I segni convenzionali che consentono a tutti quelli che palano la stessa lingua e condividono lo
stesso sistema culturale di intendersi, ad esempio, sul fatto che giovedì è un giorno della settimana e
che novembre è un mese dell’anno, falliscono nella trasmissione del significato perché ad essi
manca l’origine intenzionale e qualcuno che possa riprendere quell’intenzione
INFORMAZIONE → può essere colta da un gran numero di persone; per l’info non è rilevante il
significato
≠
SIGNIFICATO → correlato intenzionale di una soggettività conoscente; concepito solo a partire
dall’esperienza vissuta
Il significato delle cose percepite non è fuori di esse né è il frutto di un’associazione razionale e
riflessiva tra segno e idea, ma è già nella strutturale disposizione di un soggetto ad incontrare il suo
ambiente
1.2 – Significato e intersoggettività
La presenza di altri come attori o destinatari del gesto da interpretare è implicita in ogni significato.
Significato → si interpreta, si comprende o si ri-prende in prima persona, ma non si percepisce.
↓
non lo possiamo mai cogliere per intero, ma soltanto da nostro punto di vista, che è sempre
necessariamente incompleto.
1.3 – Interrogazioni e risposte
Significato → intenzione, tensione verso un compimento che oltrepassa la semplice registrazione di
dati. Si può considerare come una specie di interrogazione che permane anche quando non si trova
la risposta: alcune questioni, inoltre, resistono più di altre a qualsiasi tentativo di soluzione.

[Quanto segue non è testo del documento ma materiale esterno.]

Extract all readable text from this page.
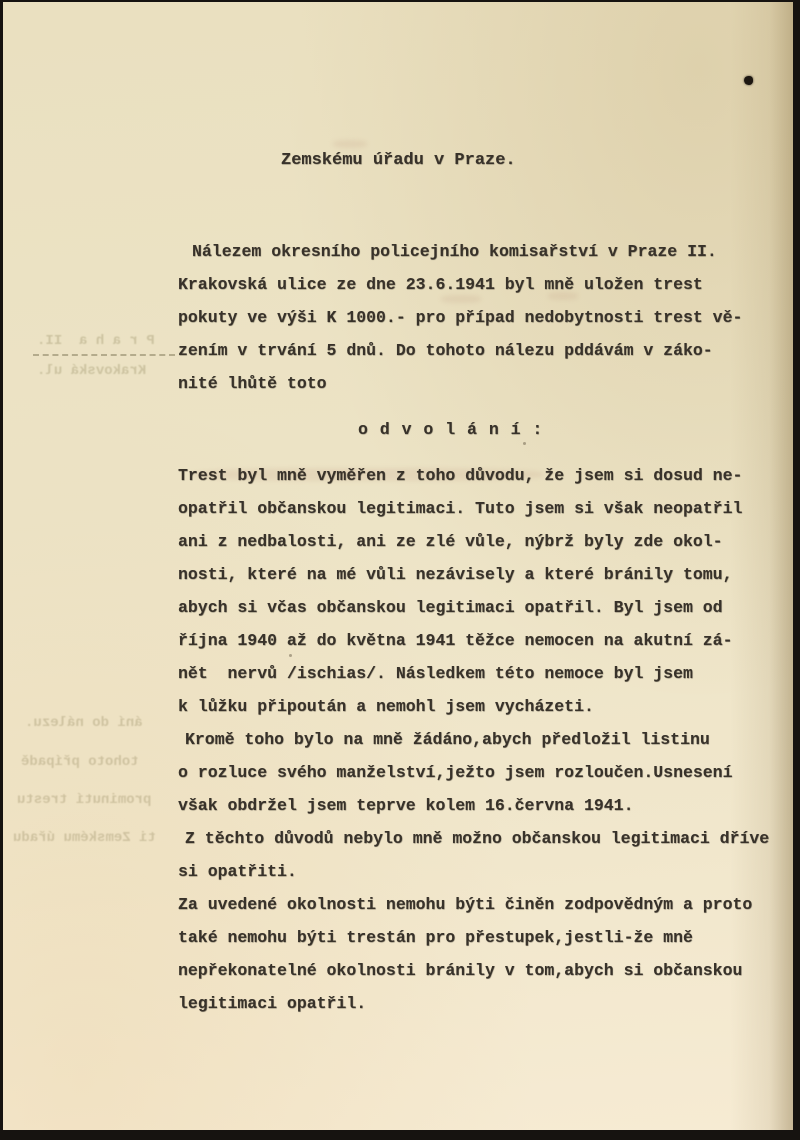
P r a h a  II.
Krakovská ul.
ání do nálezu.
tohoto případě
prominutí trestu
ti Zemskému úřadu
Zemskému úřadu v Praze.
Nálezem okresního policejního komisařství v Praze II.
Krakovská ulice ze dne 23.6.1941 byl mně uložen trest
pokuty ve výši K 1000.- pro případ nedobytnosti trest vě-
zením v trvání 5 dnů. Do tohoto nálezu pddávám v záko-
nité lhůtě toto
o d v o l á n í :
Trest byl mně vyměřen z toho důvodu, že jsem si dosud ne-
opatřil občanskou legitimaci. Tuto jsem si však neopatřil
ani z nedbalosti, ani ze zlé vůle, nýbrž byly zde okol-
nosti, které na mé vůli nezávisely a které bránily tomu,
abych si včas občanskou legitimaci opatřil. Byl jsem od
října 1940 až do května 1941 těžce nemocen na akutní zá-
nět  nervů /ischias/. Následkem této nemoce byl jsem
k lůžku připoután a nemohl jsem vycházeti.
Kromě toho bylo na mně žádáno,abych předložil listinu
o rozluce svého manželství,ježto jsem rozloučen.Usnesení
však obdržel jsem teprve kolem 16.června 1941.
Z těchto důvodů nebylo mně možno občanskou legitimaci dříve
si opatřiti.
Za uvedené okolnosti nemohu býti činěn zodpovědným a proto
také nemohu býti trestán pro přestupek,jestli-že mně
nepřekonatelné okolnosti bránily v tom,abych si občanskou
legitimaci opatřil.
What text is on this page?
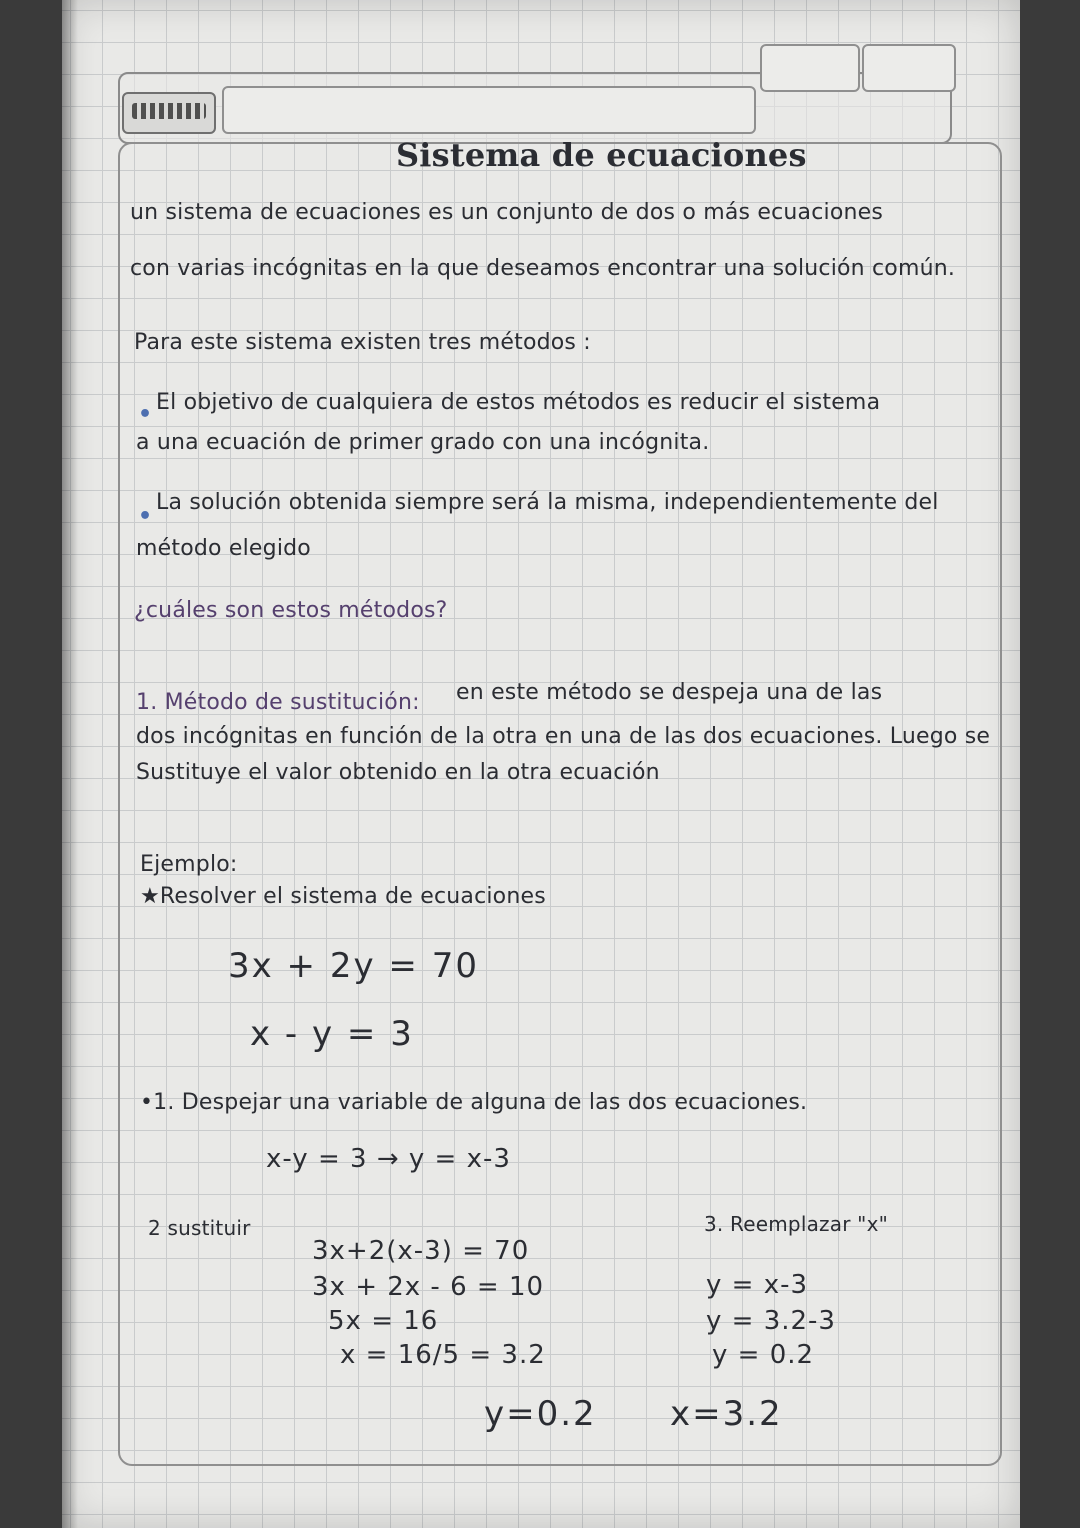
Sistema de ecuaciones

un sistema de ecuaciones es un conjunto de dos o más ecuaciones

con varias incógnitas en la que deseamos encontrar una solución común.

Para este sistema existen tres métodos :

• El objetivo de cualquiera de estos métodos es reducir el sistema

a una ecuación de primer grado con una incógnita.

•

La solución obtenida siempre será la misma, independientemente del

método elegido

¿cuáles son estos métodos?

1. Método de sustitución: en este método se despeja una de las

dos incógnitas en función de la otra en una de las dos ecuaciones. Luego se

Sustituye el valor obtenido en la otra ecuación

Ejemplo:

★Resolver el sistema de ecuaciones

3x + 2y = 70

x - y = 3

•1. Despejar una variable de alguna de las dos ecuaciones.

x-y = 3 → y = x-3

2 sustituir

3x+2(x-3) = 70

3x + 2x - 6 = 10

5x = 16

x = 16/5 = 3.2

3. Reemplazar "x"

y = x-3

y = 3.2-3

y = 0.2

y=0.2 x=3.2
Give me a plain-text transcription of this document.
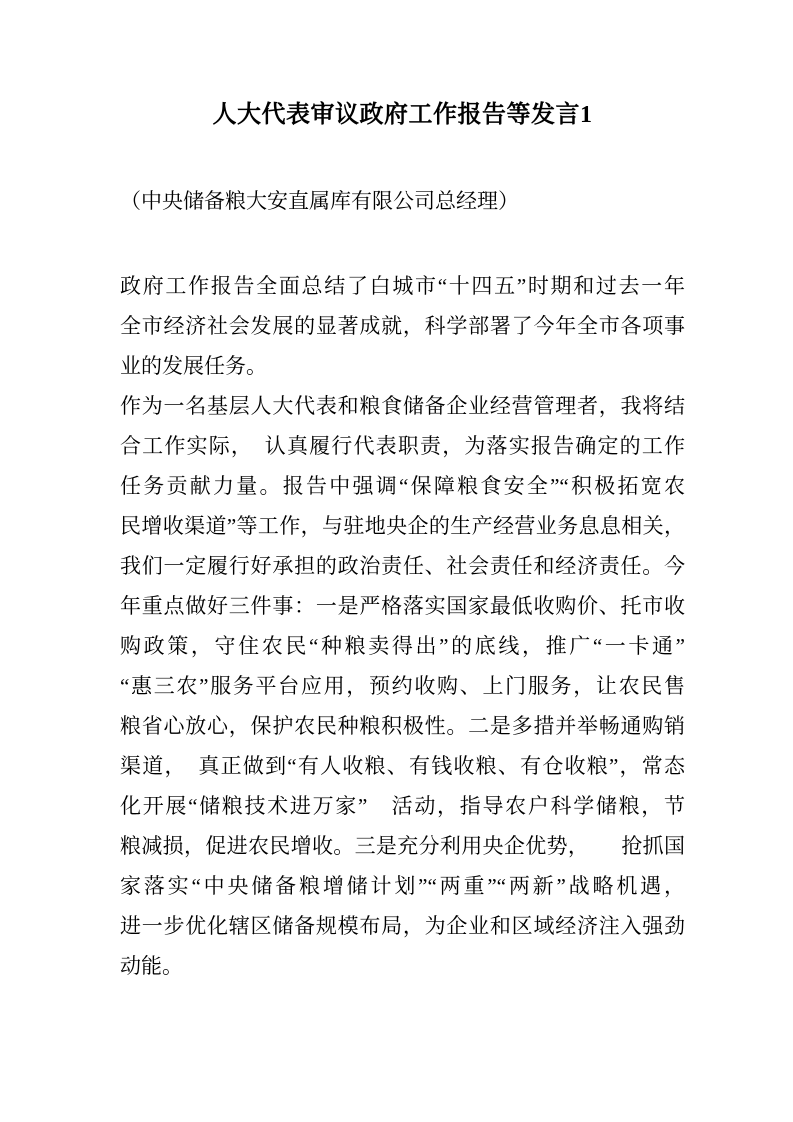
人大代表审议政府工作报告等发言1
（中央储备粮大安直属库有限公司总经理）
政府工作报告全面总结了白城市“十四五”时期和过去一年
全市经济社会发展的显著成就，科学部署了今年全市各项事
业的发展任务。
作为一名基层人大代表和粮食储备企业经营管理者，我将结
合工作实际，　认真履行代表职责，为落实报告确定的工作
任务贡献力量。报告中强调“保障粮食安全”“积极拓宽农
民增收渠道”等工作，与驻地央企的生产经营业务息息相关，
我们一定履行好承担的政治责任、社会责任和经济责任。今
年重点做好三件事：一是严格落实国家最低收购价、托市收
购政策，守住农民“种粮卖得出”的底线，推广“一卡通”
“惠三农”服务平台应用，预约收购、上门服务，让农民售
粮省心放心，保护农民种粮积极性。二是多措并举畅通购销
渠道，　真正做到“有人收粮、有钱收粮、有仓收粮”，常态
化开展“储粮技术进万家”　活动，指导农户科学储粮，节
粮减损，促进农民增收。三是充分利用央企优势，　　抢抓国
家落实“中央储备粮增储计划”“两重”“两新”战略机遇，
进一步优化辖区储备规模布局，为企业和区域经济注入强劲
动能。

La psicologia ha spesso trascurato i problemi a cui non si poteva dare risposta scientifica [posizione
della logica positivista]: questa posizione ha sicuramente dei vantaggi, ma non è l’unica scelta
possibile, in quanto si può assumere un diverso atteggiamento conoscitivo, che implica la sfida, per
la psicologia, di ampliare la sua ricerca oltrepassando ciò che è già presente e conosciuto.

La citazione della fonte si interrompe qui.